During this time, Jane took him into her home to give him all of the love and attention he needed, and when the time came for him to go, his entire family of carers gathered around him to say goodbye.
Jane said: “He was a huge cat with a large heart (and tummy!) and we all followed his adventures with relish. He was audacious, charismatic, greedy and fussy, demanding only the best fresh food, and could be grumpy if he didn’t get his own way. He was a true gentleman and ambassador for every community cat making their way out there.”
Shortly after Sid had sadly passed away, Tatty the cat appeared in another Everton resident’s garden looking a little worse for wear.
He was reported to the Cat Watch team to see if his owner could be found, but he wasn’t microchipped and no one came forward to claim him.
The team them took him to the vet for a health check and neutering, where he was found to be badly matted, covered in ticks, have a small growth on his eyelid and need some dental work to make him comfortable again. He also tested positive for FIV, but as he was so friendly the vets were confident he could be rehomed to an indoor environment.

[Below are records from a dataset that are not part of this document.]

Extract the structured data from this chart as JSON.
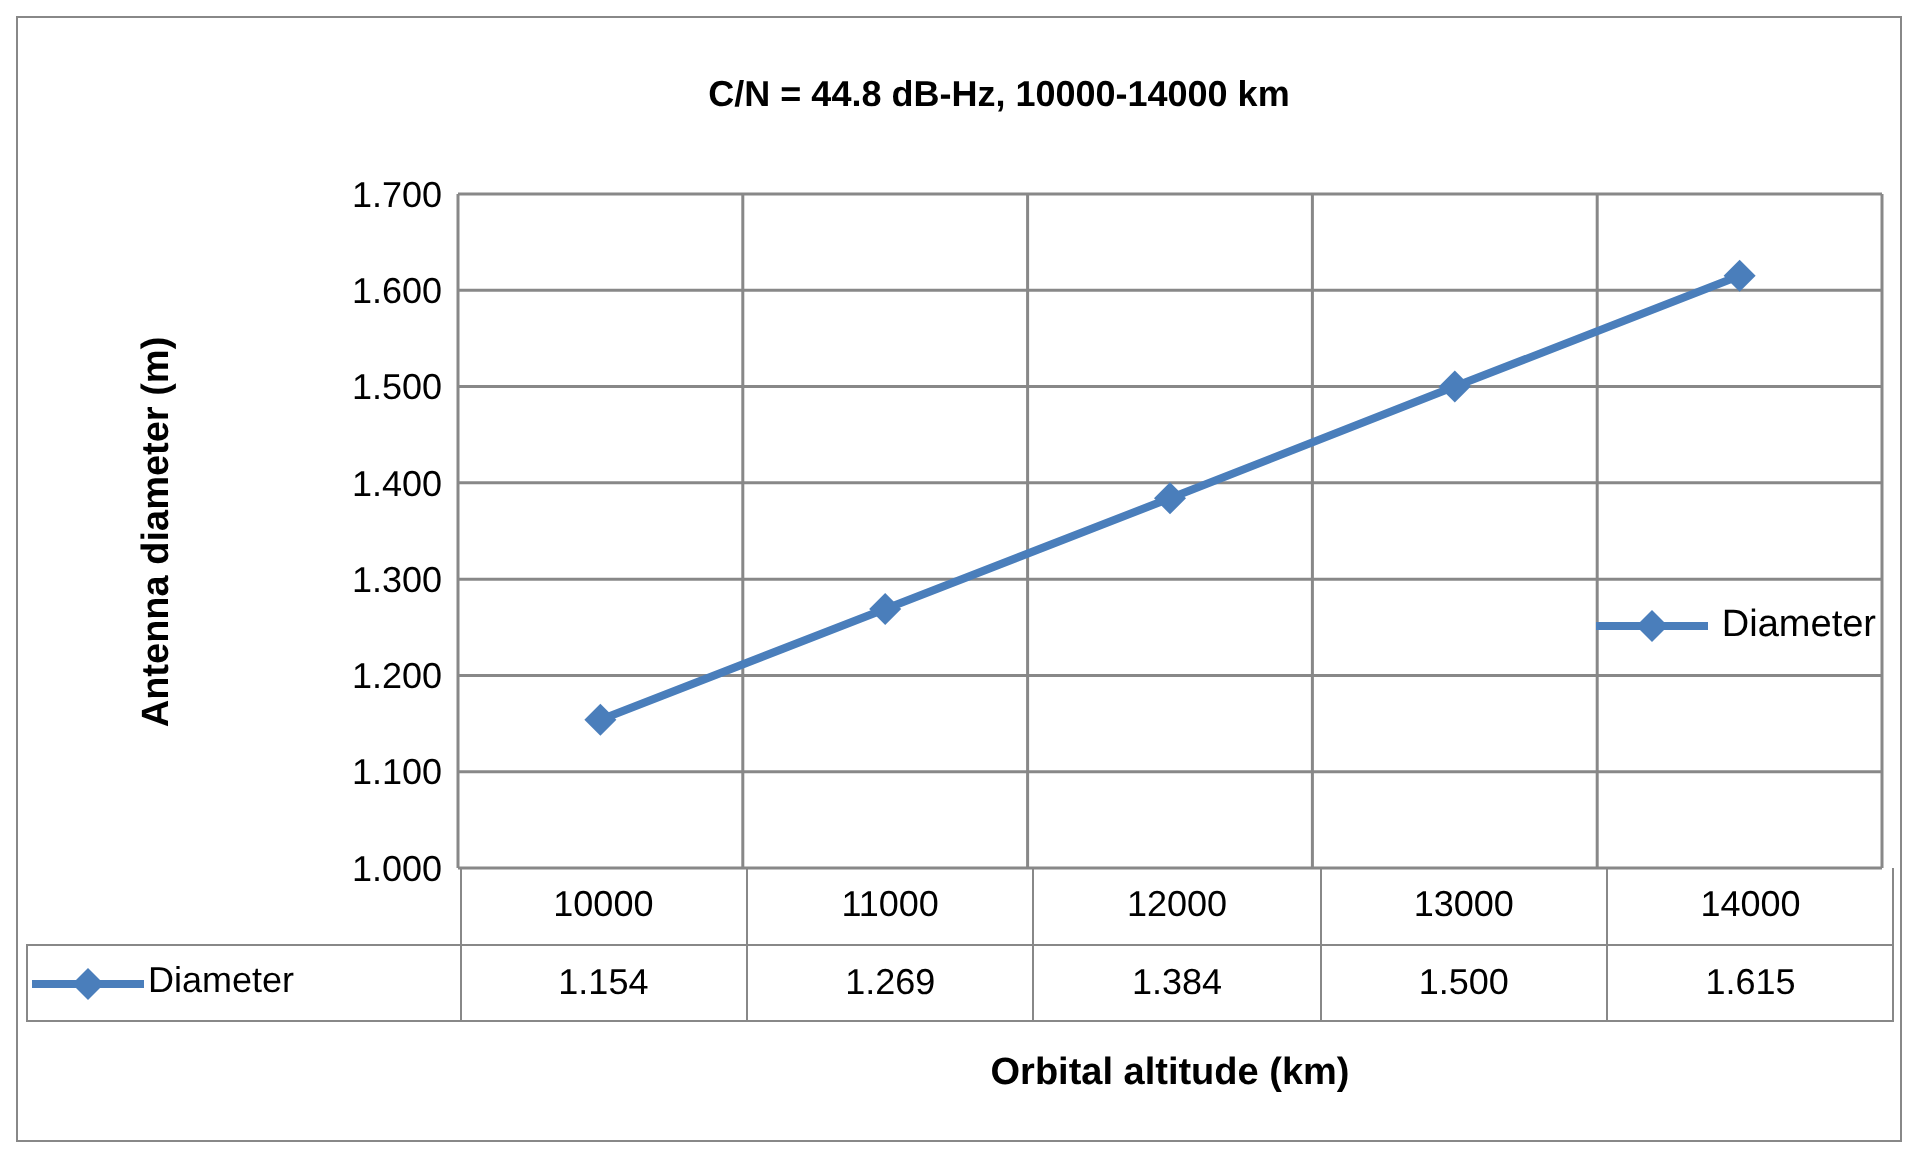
{
  "chart_data": {
    "type": "line",
    "title": "C/N = 44.8 dB-Hz, 10000-14000 km",
    "xlabel": "Orbital altitude (km)",
    "ylabel": "Antenna diameter (m)",
    "categories": [
      "10000",
      "11000",
      "12000",
      "13000",
      "14000"
    ],
    "series": [
      {
        "name": "Diameter",
        "color": "#4a7ebb",
        "values": [
          1.154,
          1.269,
          1.384,
          1.5,
          1.615
        ],
        "value_labels": [
          "1.154",
          "1.269",
          "1.384",
          "1.500",
          "1.615"
        ]
      }
    ],
    "ylim": [
      1.0,
      1.7
    ],
    "yticks": [
      {
        "value": 1.0,
        "label": "1.000"
      },
      {
        "value": 1.1,
        "label": "1.100"
      },
      {
        "value": 1.2,
        "label": "1.200"
      },
      {
        "value": 1.3,
        "label": "1.300"
      },
      {
        "value": 1.4,
        "label": "1.400"
      },
      {
        "value": 1.5,
        "label": "1.500"
      },
      {
        "value": 1.6,
        "label": "1.600"
      },
      {
        "value": 1.7,
        "label": "1.700"
      }
    ],
    "grid": true,
    "legend": "right",
    "marker": "diamond",
    "line_style": "solid"
  }
}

The Cat Watch team knew that Jane, Six Dinners Sid’s primary carer, was looking to adopt a new cat after saying goodbye to Sid, and so introduced her to Tatty. It was love at first sight, and it didn’t take Tatty, now renamed Bailey, very long to settle in to his new home.
Jane said: “Bailey’s a right cuddle monster. He’s enjoying being pampered and spoilt! He is so funny and so like Sid/Mr Grey when it comes to food! He knows where the food is kept and sat at the door until I opened it! He loves chicken and the smell of a roast, he sat watching us eat ours making snorting noises.”